When the system collects sufficient corrected data, the models will be re-trained. Re-training occurs more frequently in the first months of deployment.
This iterative approach allows Infrrd’s solution to start with a smaller data set, and to learn and improve over time. It also allows the solution to adapt to variations in the documents.
Good Initial Accuracy
After seeing 10k documents in an initial phase, the IDP solution delivered 76% data extraction accuracy. To get even better results, Infrrd laid out a learning roadmap to raise the accuracy rate.
Learning Roadmap Improves Accuracy
Infrrd believed it could get to 93% accuracy within six months, given the client’s document volume.
The roadmap focused on four areas of improvement, most of which could be achieved by processing more documents, and exposing the system to more document variations.

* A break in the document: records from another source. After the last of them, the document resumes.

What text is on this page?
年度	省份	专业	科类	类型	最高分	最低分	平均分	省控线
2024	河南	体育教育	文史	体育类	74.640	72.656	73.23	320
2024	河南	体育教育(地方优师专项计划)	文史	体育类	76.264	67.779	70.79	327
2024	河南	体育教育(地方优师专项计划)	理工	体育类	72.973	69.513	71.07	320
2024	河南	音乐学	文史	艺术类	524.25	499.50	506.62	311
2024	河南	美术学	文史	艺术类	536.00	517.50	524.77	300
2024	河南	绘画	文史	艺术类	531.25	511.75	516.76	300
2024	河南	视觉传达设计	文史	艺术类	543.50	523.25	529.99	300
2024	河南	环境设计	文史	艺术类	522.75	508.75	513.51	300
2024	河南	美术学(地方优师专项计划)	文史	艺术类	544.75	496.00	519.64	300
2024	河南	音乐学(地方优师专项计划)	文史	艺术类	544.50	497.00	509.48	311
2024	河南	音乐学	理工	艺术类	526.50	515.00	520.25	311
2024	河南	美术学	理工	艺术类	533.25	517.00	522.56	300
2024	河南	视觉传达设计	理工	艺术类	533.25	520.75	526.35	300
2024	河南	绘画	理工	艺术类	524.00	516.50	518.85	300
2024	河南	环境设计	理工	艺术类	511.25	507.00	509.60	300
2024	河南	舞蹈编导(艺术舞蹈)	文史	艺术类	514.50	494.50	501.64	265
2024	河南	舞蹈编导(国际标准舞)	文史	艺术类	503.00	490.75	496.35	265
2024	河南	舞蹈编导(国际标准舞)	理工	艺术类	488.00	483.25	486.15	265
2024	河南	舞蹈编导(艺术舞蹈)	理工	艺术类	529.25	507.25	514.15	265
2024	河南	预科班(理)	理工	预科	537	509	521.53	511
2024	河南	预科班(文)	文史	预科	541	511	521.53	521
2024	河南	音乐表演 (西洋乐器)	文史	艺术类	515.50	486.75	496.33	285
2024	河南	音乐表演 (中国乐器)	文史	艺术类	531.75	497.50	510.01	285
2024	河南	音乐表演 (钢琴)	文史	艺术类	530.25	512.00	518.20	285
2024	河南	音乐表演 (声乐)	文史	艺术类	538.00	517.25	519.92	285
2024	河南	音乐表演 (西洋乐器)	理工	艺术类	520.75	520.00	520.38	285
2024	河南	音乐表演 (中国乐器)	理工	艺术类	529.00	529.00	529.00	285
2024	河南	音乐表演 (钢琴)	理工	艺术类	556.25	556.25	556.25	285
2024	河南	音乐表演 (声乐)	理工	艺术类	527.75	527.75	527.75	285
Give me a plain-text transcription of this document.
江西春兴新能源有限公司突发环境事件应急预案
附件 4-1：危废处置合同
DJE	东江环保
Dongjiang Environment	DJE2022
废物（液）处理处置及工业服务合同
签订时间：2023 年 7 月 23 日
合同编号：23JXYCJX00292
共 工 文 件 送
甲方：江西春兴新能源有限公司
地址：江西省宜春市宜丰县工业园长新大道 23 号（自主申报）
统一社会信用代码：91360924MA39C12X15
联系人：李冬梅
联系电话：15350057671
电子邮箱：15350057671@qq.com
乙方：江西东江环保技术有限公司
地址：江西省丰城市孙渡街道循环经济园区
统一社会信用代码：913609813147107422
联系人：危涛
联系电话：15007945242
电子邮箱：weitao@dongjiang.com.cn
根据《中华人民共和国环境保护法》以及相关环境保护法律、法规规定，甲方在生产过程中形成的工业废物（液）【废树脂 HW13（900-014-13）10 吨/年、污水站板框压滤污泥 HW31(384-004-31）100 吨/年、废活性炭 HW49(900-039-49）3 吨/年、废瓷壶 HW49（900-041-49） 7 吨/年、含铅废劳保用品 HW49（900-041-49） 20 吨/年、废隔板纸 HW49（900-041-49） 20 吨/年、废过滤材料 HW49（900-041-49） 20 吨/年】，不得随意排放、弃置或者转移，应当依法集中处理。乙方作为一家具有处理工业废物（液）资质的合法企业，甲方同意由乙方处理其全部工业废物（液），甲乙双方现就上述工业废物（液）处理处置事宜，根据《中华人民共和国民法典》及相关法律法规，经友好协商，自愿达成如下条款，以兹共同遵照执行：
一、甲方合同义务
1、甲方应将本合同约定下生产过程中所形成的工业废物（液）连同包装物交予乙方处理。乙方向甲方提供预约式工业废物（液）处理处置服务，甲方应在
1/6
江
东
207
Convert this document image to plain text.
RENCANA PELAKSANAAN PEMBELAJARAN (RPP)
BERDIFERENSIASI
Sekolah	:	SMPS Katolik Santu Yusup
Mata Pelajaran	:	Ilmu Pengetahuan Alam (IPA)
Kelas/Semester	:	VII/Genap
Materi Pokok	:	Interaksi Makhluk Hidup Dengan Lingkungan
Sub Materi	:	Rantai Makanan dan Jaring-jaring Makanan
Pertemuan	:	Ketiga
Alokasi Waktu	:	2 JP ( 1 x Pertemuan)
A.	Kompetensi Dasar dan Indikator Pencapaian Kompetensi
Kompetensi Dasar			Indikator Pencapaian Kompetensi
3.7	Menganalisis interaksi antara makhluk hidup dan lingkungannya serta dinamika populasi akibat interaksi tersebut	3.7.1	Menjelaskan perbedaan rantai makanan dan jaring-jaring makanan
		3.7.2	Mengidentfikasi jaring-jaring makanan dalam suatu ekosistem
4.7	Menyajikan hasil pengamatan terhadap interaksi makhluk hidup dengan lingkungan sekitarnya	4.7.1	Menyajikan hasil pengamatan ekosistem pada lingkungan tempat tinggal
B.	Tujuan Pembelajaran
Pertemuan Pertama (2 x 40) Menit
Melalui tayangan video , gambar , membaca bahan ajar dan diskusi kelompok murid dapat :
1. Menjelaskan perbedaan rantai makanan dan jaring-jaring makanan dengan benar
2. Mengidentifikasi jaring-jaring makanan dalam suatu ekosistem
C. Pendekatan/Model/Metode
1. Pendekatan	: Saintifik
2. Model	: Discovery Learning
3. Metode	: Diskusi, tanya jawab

Date Model Accuracy Improvements
- Manual tagging of date of service on the extracted text from split documents
- The date model was trained on a limited data set. A larger set of training data would yield better accuracy.
Page Split Model Enhancement
- Use a larger training set for page splits to train the model on variations
Confidence Score Thresholds
- Add another layer of models to predict the right confidence score
- Identify correct thresholds to allow ‘document straight-through processing
Business Rules Processing
- Understand and identify business processing rules around DOS processing to help model train on variations
Infrrd’s Solves Healthcare’s Document Challenges
Infrrd’s platform is designed to handle complexity and variations across healthcare documents and forms. Solutions are built on expert models developed cross-industry, then fine-tuned for specific use cases. The IDP learns and improves over time, which ensures compelling business outcomes for our healthcare clients.